是否有PostgreSQL / database工具可以用来分析INSERT性能,类似于我们使用EXPLAIN ANALYZE分析SELECT性能的方法?我知道索引和外键会影响INSERT速度。我想每个表的实际列类型和插入字符串的长度也会有影响。
下面是两个较大的表的插入速度测试结果,我们使用Python中的psycopg 2包批量执行_values“INSERT INTO... VALUES”:
资源表,更好的性能和对行计数的敏感度较低。
"Resource Insert: 35 ms, 120 rows, 0.2916666666666667 ms/row" # 1 Slide model
"Resource Insert: 36 ms, 120 rows, 0.3 ms/row"
"Resource Insert: 47 ms, 120 rows, 0.39166666666666666 ms/row"
"Resource Insert: 99 ms, 381 rows, 0.25984251968503935 ms/row" # 10 Slides
"Resource Insert: 97 ms, 381 rows, 0.2545931758530184 ms/row"
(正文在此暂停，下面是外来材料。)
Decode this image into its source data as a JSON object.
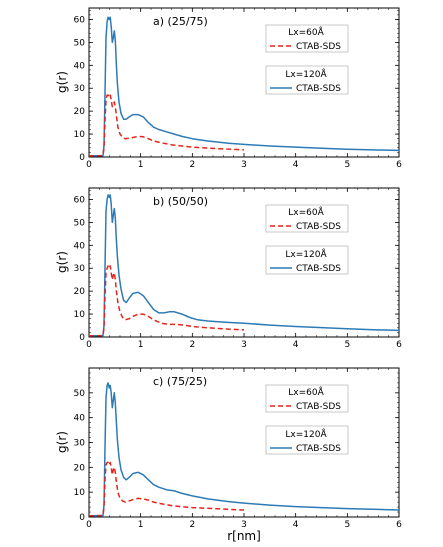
{
  "colors": {
    "series_60": "#e3241b",
    "series_120": "#2d7bb6"
  },
  "chart_data": [
    {
      "type": "line",
      "title": "a) (25/75)",
      "xlabel": "",
      "ylabel": "g(r)",
      "xlim": [
        0,
        6
      ],
      "ylim": [
        0,
        65
      ],
      "xticks": [
        "0",
        "1",
        "2",
        "3",
        "4",
        "5",
        "6"
      ],
      "yticks": [
        "0",
        "10",
        "20",
        "30",
        "40",
        "50",
        "60"
      ],
      "legend": [
        {
          "header": "Lx=60Å",
          "label": "CTAB-SDS"
        },
        {
          "header": "Lx=120Å",
          "label": "CTAB-SDS"
        }
      ],
      "series": [
        {
          "name": "CTAB-SDS",
          "group": "Lx=120Å",
          "style": "solid",
          "x": [
            0,
            0.27,
            0.29,
            0.31,
            0.33,
            0.35,
            0.37,
            0.39,
            0.41,
            0.43,
            0.45,
            0.47,
            0.49,
            0.51,
            0.53,
            0.55,
            0.58,
            0.62,
            0.67,
            0.72,
            0.78,
            0.85,
            0.95,
            1.05,
            1.15,
            1.25,
            1.35,
            1.5,
            1.65,
            1.8,
            2.0,
            2.3,
            2.7,
            3.0,
            3.5,
            4.0,
            4.5,
            5.0,
            5.5,
            6.0
          ],
          "y": [
            0.5,
            0.6,
            5,
            28,
            52,
            59,
            61,
            60,
            61,
            57,
            50,
            52,
            55,
            51,
            40,
            32,
            24,
            19,
            16.5,
            16.5,
            17.5,
            18.5,
            18.5,
            17.5,
            15,
            13,
            12,
            11,
            10,
            9,
            8,
            7,
            6,
            5.5,
            4.8,
            4.3,
            3.8,
            3.4,
            3.1,
            2.9
          ]
        },
        {
          "name": "CTAB-SDS",
          "group": "Lx=60Å",
          "style": "dashed",
          "x": [
            0,
            0.27,
            0.29,
            0.31,
            0.33,
            0.35,
            0.37,
            0.39,
            0.41,
            0.43,
            0.45,
            0.47,
            0.49,
            0.51,
            0.53,
            0.56,
            0.6,
            0.65,
            0.7,
            0.78,
            0.85,
            0.95,
            1.05,
            1.15,
            1.25,
            1.4,
            1.6,
            1.8,
            2.0,
            2.2,
            2.5,
            2.8,
            3.0
          ],
          "y": [
            0.5,
            0.6,
            4,
            16,
            25,
            27,
            27,
            26,
            27,
            25,
            22,
            23,
            24,
            22,
            18,
            13,
            10,
            8.5,
            8,
            8.2,
            8.5,
            9,
            8.8,
            8,
            7,
            6.2,
            5.3,
            4.8,
            4.3,
            4,
            3.6,
            3.3,
            3.1
          ]
        }
      ]
    },
    {
      "type": "line",
      "title": "b) (50/50)",
      "xlabel": "",
      "ylabel": "g(r)",
      "xlim": [
        0,
        6
      ],
      "ylim": [
        0,
        65
      ],
      "xticks": [
        "0",
        "1",
        "2",
        "3",
        "4",
        "5",
        "6"
      ],
      "yticks": [
        "0",
        "10",
        "20",
        "30",
        "40",
        "50",
        "60"
      ],
      "legend": [
        {
          "header": "Lx=60Å",
          "label": "CTAB-SDS"
        },
        {
          "header": "Lx=120Å",
          "label": "CTAB-SDS"
        }
      ],
      "series": [
        {
          "name": "CTAB-SDS",
          "group": "Lx=120Å",
          "style": "solid",
          "x": [
            0,
            0.27,
            0.29,
            0.31,
            0.33,
            0.35,
            0.37,
            0.39,
            0.41,
            0.43,
            0.45,
            0.47,
            0.49,
            0.51,
            0.53,
            0.55,
            0.58,
            0.62,
            0.67,
            0.72,
            0.78,
            0.85,
            0.95,
            1.05,
            1.15,
            1.25,
            1.35,
            1.45,
            1.55,
            1.65,
            1.8,
            1.95,
            2.1,
            2.3,
            2.6,
            3.0,
            3.5,
            4.0,
            4.5,
            5.0,
            5.5,
            6.0
          ],
          "y": [
            0.5,
            0.6,
            5,
            30,
            55,
            60,
            62,
            61,
            62,
            58,
            50,
            53,
            56,
            52,
            42,
            35,
            27,
            21,
            16,
            15,
            17,
            19,
            19.5,
            18,
            15,
            12,
            10.5,
            10.5,
            11,
            11,
            10,
            8.5,
            7.5,
            7,
            6.5,
            6,
            5.2,
            4.6,
            4.1,
            3.6,
            3.2,
            2.9
          ]
        },
        {
          "name": "CTAB-SDS",
          "group": "Lx=60Å",
          "style": "dashed",
          "x": [
            0,
            0.27,
            0.29,
            0.31,
            0.33,
            0.35,
            0.37,
            0.39,
            0.41,
            0.43,
            0.45,
            0.47,
            0.49,
            0.51,
            0.53,
            0.56,
            0.6,
            0.65,
            0.7,
            0.78,
            0.85,
            0.95,
            1.05,
            1.15,
            1.25,
            1.4,
            1.55,
            1.7,
            1.85,
            2.0,
            2.2,
            2.5,
            2.8,
            3.0
          ],
          "y": [
            0.5,
            0.6,
            4,
            18,
            28,
            30,
            31,
            30,
            31,
            28,
            25,
            27,
            28,
            25,
            20,
            15,
            11,
            8.5,
            7.5,
            8,
            9,
            10,
            10,
            9,
            7.5,
            6,
            5.5,
            5.5,
            5.2,
            4.6,
            4.2,
            3.7,
            3.3,
            3.1
          ]
        }
      ]
    },
    {
      "type": "line",
      "title": "c) (75/25)",
      "xlabel": "r[nm]",
      "ylabel": "g(r)",
      "xlim": [
        0,
        6
      ],
      "ylim": [
        0,
        60
      ],
      "xticks": [
        "0",
        "1",
        "2",
        "3",
        "4",
        "5",
        "6"
      ],
      "yticks": [
        "0",
        "10",
        "20",
        "30",
        "40",
        "50"
      ],
      "legend": [
        {
          "header": "Lx=60Å",
          "label": "CTAB-SDS"
        },
        {
          "header": "Lx=120Å",
          "label": "CTAB-SDS"
        }
      ],
      "series": [
        {
          "name": "CTAB-SDS",
          "group": "Lx=120Å",
          "style": "solid",
          "x": [
            0,
            0.27,
            0.29,
            0.31,
            0.33,
            0.35,
            0.37,
            0.39,
            0.41,
            0.43,
            0.45,
            0.47,
            0.49,
            0.51,
            0.53,
            0.55,
            0.58,
            0.62,
            0.67,
            0.72,
            0.78,
            0.85,
            0.95,
            1.05,
            1.15,
            1.25,
            1.35,
            1.5,
            1.65,
            1.8,
            2.0,
            2.3,
            2.7,
            3.0,
            3.5,
            4.0,
            4.5,
            5.0,
            5.5,
            6.0
          ],
          "y": [
            0.5,
            0.6,
            5,
            28,
            48,
            53,
            54,
            52,
            53,
            50,
            44,
            47,
            50,
            46,
            38,
            31,
            24,
            19,
            16,
            15,
            16,
            17.5,
            18,
            17,
            15,
            13,
            12,
            11,
            10.5,
            9.5,
            8.5,
            7.3,
            6.2,
            5.6,
            4.8,
            4.2,
            3.8,
            3.4,
            3.1,
            2.8
          ]
        },
        {
          "name": "CTAB-SDS",
          "group": "Lx=60Å",
          "style": "dashed",
          "x": [
            0,
            0.27,
            0.29,
            0.31,
            0.33,
            0.35,
            0.37,
            0.39,
            0.41,
            0.43,
            0.45,
            0.47,
            0.49,
            0.51,
            0.53,
            0.56,
            0.6,
            0.65,
            0.7,
            0.78,
            0.85,
            0.95,
            1.05,
            1.15,
            1.25,
            1.4,
            1.6,
            1.8,
            2.0,
            2.2,
            2.5,
            2.8,
            3.0
          ],
          "y": [
            0.5,
            0.6,
            4,
            15,
            21,
            22,
            22,
            21,
            22,
            20,
            17,
            19,
            20,
            18,
            14,
            10,
            7.5,
            6.5,
            6,
            6.5,
            7,
            7.5,
            7.3,
            6.8,
            6,
            5.3,
            4.6,
            4.1,
            3.8,
            3.6,
            3.3,
            3.0,
            2.8
          ]
        }
      ]
    }
  ]
}
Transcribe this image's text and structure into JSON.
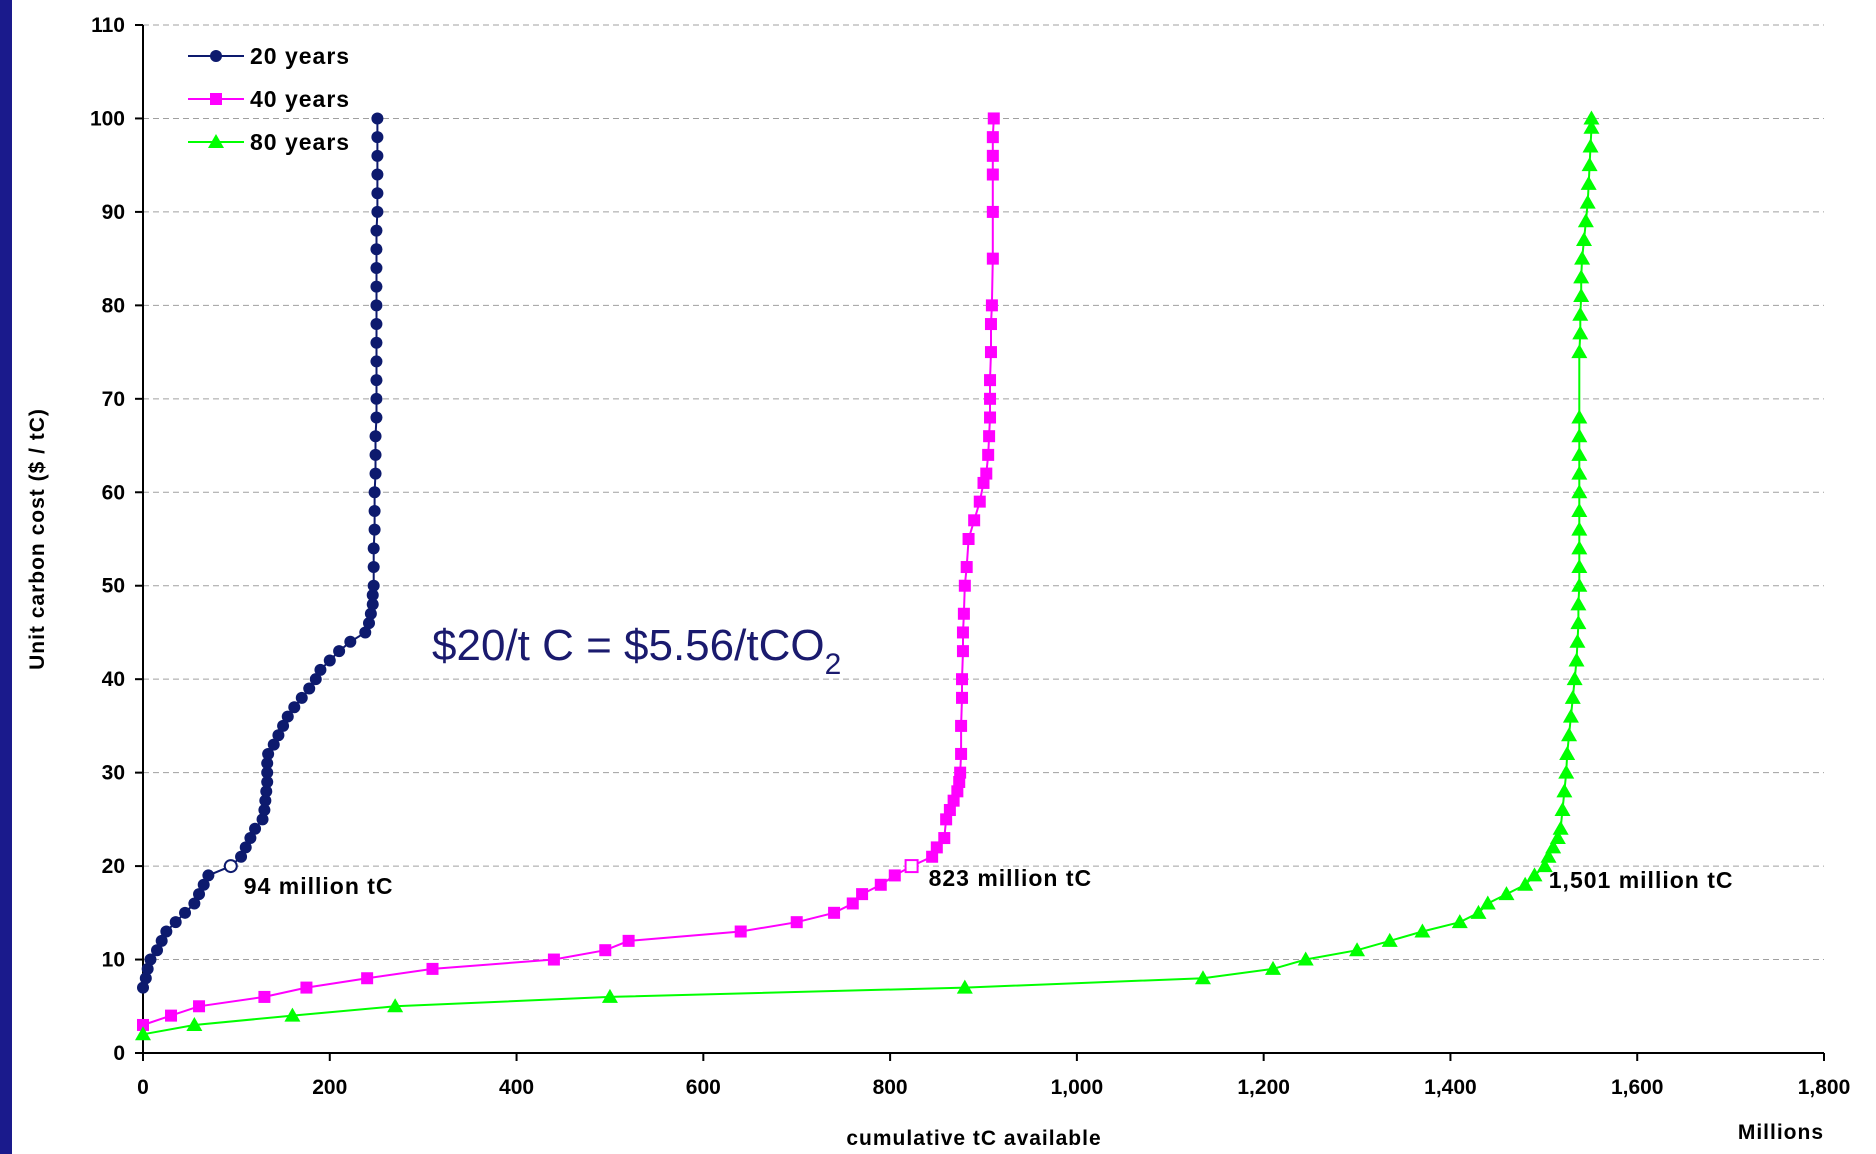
{
  "chart_data": {
    "type": "line",
    "title": "",
    "xlabel": "cumulative tC available",
    "xunit": "Millions",
    "ylabel": "Unit carbon cost ($ / tC)",
    "xlim": [
      0,
      1800
    ],
    "ylim": [
      0,
      110
    ],
    "x_ticks": [
      0,
      200,
      400,
      600,
      800,
      1000,
      1200,
      1400,
      1600,
      1800
    ],
    "x_tick_labels": [
      "0",
      "200",
      "400",
      "600",
      "800",
      "1,000",
      "1,200",
      "1,400",
      "1,600",
      "1,800"
    ],
    "y_ticks": [
      0,
      10,
      20,
      30,
      40,
      50,
      60,
      70,
      80,
      90,
      100,
      110
    ],
    "y_tick_labels": [
      "0",
      "10",
      "20",
      "30",
      "40",
      "50",
      "60",
      "70",
      "80",
      "90",
      "100",
      "110"
    ],
    "grid": "horizontal dashed",
    "legend_position": "top-left",
    "series": [
      {
        "name": "20 years",
        "color": "#0d1a6e",
        "marker": "circle",
        "points": [
          [
            0,
            7
          ],
          [
            3,
            8
          ],
          [
            5,
            9
          ],
          [
            8,
            10
          ],
          [
            15,
            11
          ],
          [
            20,
            12
          ],
          [
            25,
            13
          ],
          [
            35,
            14
          ],
          [
            45,
            15
          ],
          [
            55,
            16
          ],
          [
            60,
            17
          ],
          [
            65,
            18
          ],
          [
            70,
            19
          ],
          [
            94,
            20
          ],
          [
            105,
            21
          ],
          [
            110,
            22
          ],
          [
            115,
            23
          ],
          [
            120,
            24
          ],
          [
            128,
            25
          ],
          [
            130,
            26
          ],
          [
            131,
            27
          ],
          [
            132,
            28
          ],
          [
            133,
            29
          ],
          [
            133,
            30
          ],
          [
            133,
            31
          ],
          [
            134,
            32
          ],
          [
            140,
            33
          ],
          [
            145,
            34
          ],
          [
            150,
            35
          ],
          [
            155,
            36
          ],
          [
            162,
            37
          ],
          [
            170,
            38
          ],
          [
            178,
            39
          ],
          [
            185,
            40
          ],
          [
            190,
            41
          ],
          [
            200,
            42
          ],
          [
            210,
            43
          ],
          [
            222,
            44
          ],
          [
            238,
            45
          ],
          [
            242,
            46
          ],
          [
            244,
            47
          ],
          [
            246,
            48
          ],
          [
            246,
            49
          ],
          [
            247,
            50
          ],
          [
            247,
            52
          ],
          [
            247,
            54
          ],
          [
            248,
            56
          ],
          [
            248,
            58
          ],
          [
            248,
            60
          ],
          [
            249,
            62
          ],
          [
            249,
            64
          ],
          [
            249,
            66
          ],
          [
            250,
            68
          ],
          [
            250,
            70
          ],
          [
            250,
            72
          ],
          [
            250,
            74
          ],
          [
            250,
            76
          ],
          [
            250,
            78
          ],
          [
            250,
            80
          ],
          [
            250,
            82
          ],
          [
            250,
            84
          ],
          [
            250,
            86
          ],
          [
            250,
            88
          ],
          [
            251,
            90
          ],
          [
            251,
            92
          ],
          [
            251,
            94
          ],
          [
            251,
            96
          ],
          [
            251,
            98
          ],
          [
            251,
            100
          ]
        ]
      },
      {
        "name": "40 years",
        "color": "#ff00ff",
        "marker": "square",
        "points": [
          [
            0,
            3
          ],
          [
            30,
            4
          ],
          [
            60,
            5
          ],
          [
            130,
            6
          ],
          [
            175,
            7
          ],
          [
            240,
            8
          ],
          [
            310,
            9
          ],
          [
            440,
            10
          ],
          [
            495,
            11
          ],
          [
            520,
            12
          ],
          [
            640,
            13
          ],
          [
            700,
            14
          ],
          [
            740,
            15
          ],
          [
            760,
            16
          ],
          [
            770,
            17
          ],
          [
            790,
            18
          ],
          [
            805,
            19
          ],
          [
            823,
            20
          ],
          [
            845,
            21
          ],
          [
            850,
            22
          ],
          [
            858,
            23
          ],
          [
            860,
            25
          ],
          [
            864,
            26
          ],
          [
            868,
            27
          ],
          [
            872,
            28
          ],
          [
            874,
            29
          ],
          [
            875,
            30
          ],
          [
            876,
            32
          ],
          [
            876,
            35
          ],
          [
            877,
            38
          ],
          [
            877,
            40
          ],
          [
            878,
            43
          ],
          [
            878,
            45
          ],
          [
            879,
            47
          ],
          [
            880,
            50
          ],
          [
            882,
            52
          ],
          [
            884,
            55
          ],
          [
            890,
            57
          ],
          [
            896,
            59
          ],
          [
            900,
            61
          ],
          [
            903,
            62
          ],
          [
            905,
            64
          ],
          [
            906,
            66
          ],
          [
            907,
            68
          ],
          [
            907,
            70
          ],
          [
            907,
            72
          ],
          [
            908,
            75
          ],
          [
            908,
            78
          ],
          [
            909,
            80
          ],
          [
            910,
            85
          ],
          [
            910,
            90
          ],
          [
            910,
            94
          ],
          [
            910,
            96
          ],
          [
            910,
            98
          ],
          [
            911,
            100
          ]
        ]
      },
      {
        "name": "80 years",
        "color": "#00ff00",
        "marker": "triangle",
        "points": [
          [
            0,
            2
          ],
          [
            55,
            3
          ],
          [
            160,
            4
          ],
          [
            270,
            5
          ],
          [
            500,
            6
          ],
          [
            880,
            7
          ],
          [
            1135,
            8
          ],
          [
            1210,
            9
          ],
          [
            1245,
            10
          ],
          [
            1300,
            11
          ],
          [
            1335,
            12
          ],
          [
            1370,
            13
          ],
          [
            1410,
            14
          ],
          [
            1430,
            15
          ],
          [
            1440,
            16
          ],
          [
            1460,
            17
          ],
          [
            1480,
            18
          ],
          [
            1490,
            19
          ],
          [
            1501,
            20
          ],
          [
            1505,
            21
          ],
          [
            1510,
            22
          ],
          [
            1515,
            23
          ],
          [
            1518,
            24
          ],
          [
            1520,
            26
          ],
          [
            1522,
            28
          ],
          [
            1524,
            30
          ],
          [
            1525,
            32
          ],
          [
            1527,
            34
          ],
          [
            1529,
            36
          ],
          [
            1531,
            38
          ],
          [
            1533,
            40
          ],
          [
            1535,
            42
          ],
          [
            1536,
            44
          ],
          [
            1537,
            46
          ],
          [
            1537,
            48
          ],
          [
            1538,
            50
          ],
          [
            1538,
            52
          ],
          [
            1538,
            54
          ],
          [
            1538,
            56
          ],
          [
            1538,
            58
          ],
          [
            1538,
            60
          ],
          [
            1538,
            62
          ],
          [
            1538,
            64
          ],
          [
            1538,
            66
          ],
          [
            1538,
            68
          ],
          [
            1538,
            75
          ],
          [
            1539,
            77
          ],
          [
            1539,
            79
          ],
          [
            1540,
            81
          ],
          [
            1540,
            83
          ],
          [
            1541,
            85
          ],
          [
            1543,
            87
          ],
          [
            1545,
            89
          ],
          [
            1547,
            91
          ],
          [
            1548,
            93
          ],
          [
            1549,
            95
          ],
          [
            1550,
            97
          ],
          [
            1551,
            99
          ],
          [
            1551,
            100
          ]
        ]
      }
    ],
    "annotations": [
      {
        "text": "94 million tC",
        "x": 94,
        "y": 20,
        "series": 0,
        "marker": "open-circle"
      },
      {
        "text": "823 million tC",
        "x": 823,
        "y": 20,
        "series": 1,
        "marker": "open-square"
      },
      {
        "text": "1,501 million tC",
        "x": 1501,
        "y": 20,
        "series": 2,
        "marker": "none"
      }
    ],
    "callout": {
      "main": "$20/t C = $5.56/tCO",
      "subscript": "2",
      "color": "#1a1a6e"
    }
  }
}
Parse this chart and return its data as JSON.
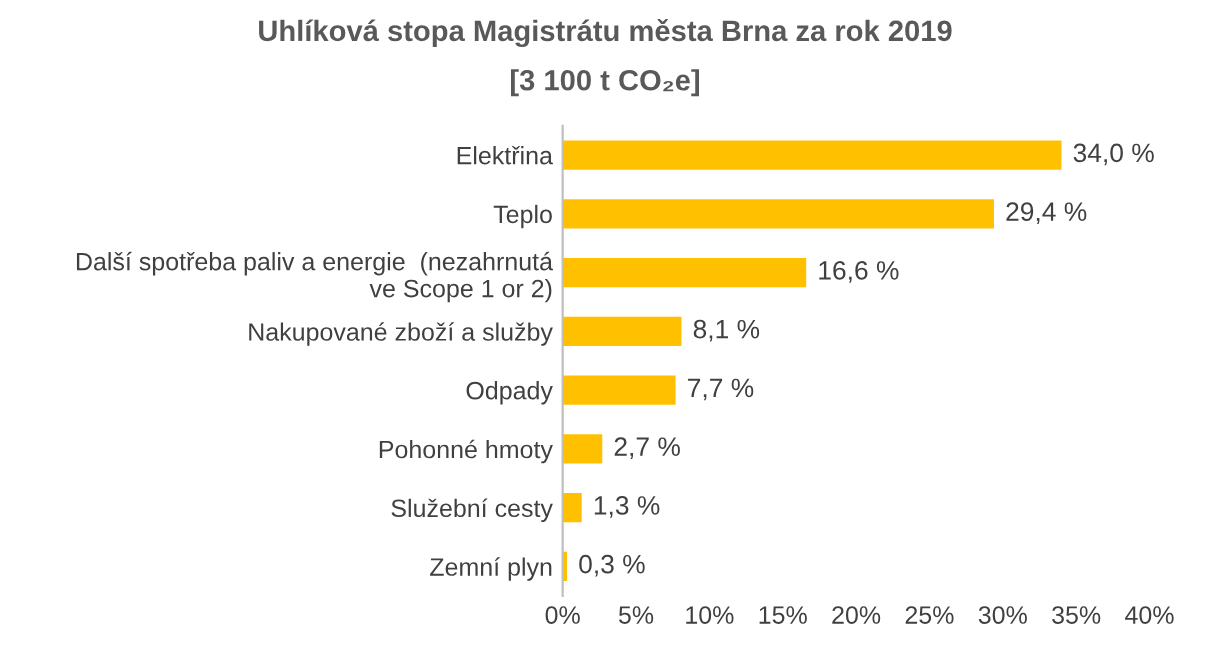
{
  "chart_data": {
    "type": "bar",
    "orientation": "horizontal",
    "title": "Uhlíková stopa Magistrátu města Brna za rok 2019",
    "subtitle": "[3 100 t CO₂e]",
    "categories": [
      "Elektřina",
      "Teplo",
      "Další spotřeba paliv a energie  (nezahrnutá\nve Scope 1 or 2)",
      "Nakupované zboží a služby",
      "Odpady",
      "Pohonné hmoty",
      "Služební cesty",
      "Zemní plyn"
    ],
    "values": [
      34.0,
      29.4,
      16.6,
      8.1,
      7.7,
      2.7,
      1.3,
      0.3
    ],
    "value_labels": [
      "34,0 %",
      "29,4 %",
      "16,6 %",
      "8,1 %",
      "7,7 %",
      "2,7 %",
      "1,3 %",
      "0,3 %"
    ],
    "color": "#ffc000",
    "xlim": [
      0,
      40
    ],
    "xticks": [
      {
        "value": 0,
        "label": "0%"
      },
      {
        "value": 5,
        "label": "5%"
      },
      {
        "value": 10,
        "label": "10%"
      },
      {
        "value": 15,
        "label": "15%"
      },
      {
        "value": 20,
        "label": "20%"
      },
      {
        "value": 25,
        "label": "25%"
      },
      {
        "value": 30,
        "label": "30%"
      },
      {
        "value": 35,
        "label": "35%"
      },
      {
        "value": 40,
        "label": "40%"
      }
    ],
    "grid": false,
    "legend": false
  }
}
"Resource Insert: 117 ms, 381 rows, 0.30708661417322836 ms/row"
"Resource Insert: 654 ms, 2991 rows, 0.21865596790371114 ms/row" # 100 Slides
"Resource Insert: 683 ms, 2991 rows, 0.22835172183216315 ms/row"
"Resource Insert: 665 ms, 2991 rows, 0.2223336676696757 ms/row"
"Resource Insert: 5604 ms, 29091 rows, 0.19263689800969372 ms/row" # 1000 Slides
"Resource Insert: 5498 ms, 29091 rows, 0.1889931593963769 ms/row"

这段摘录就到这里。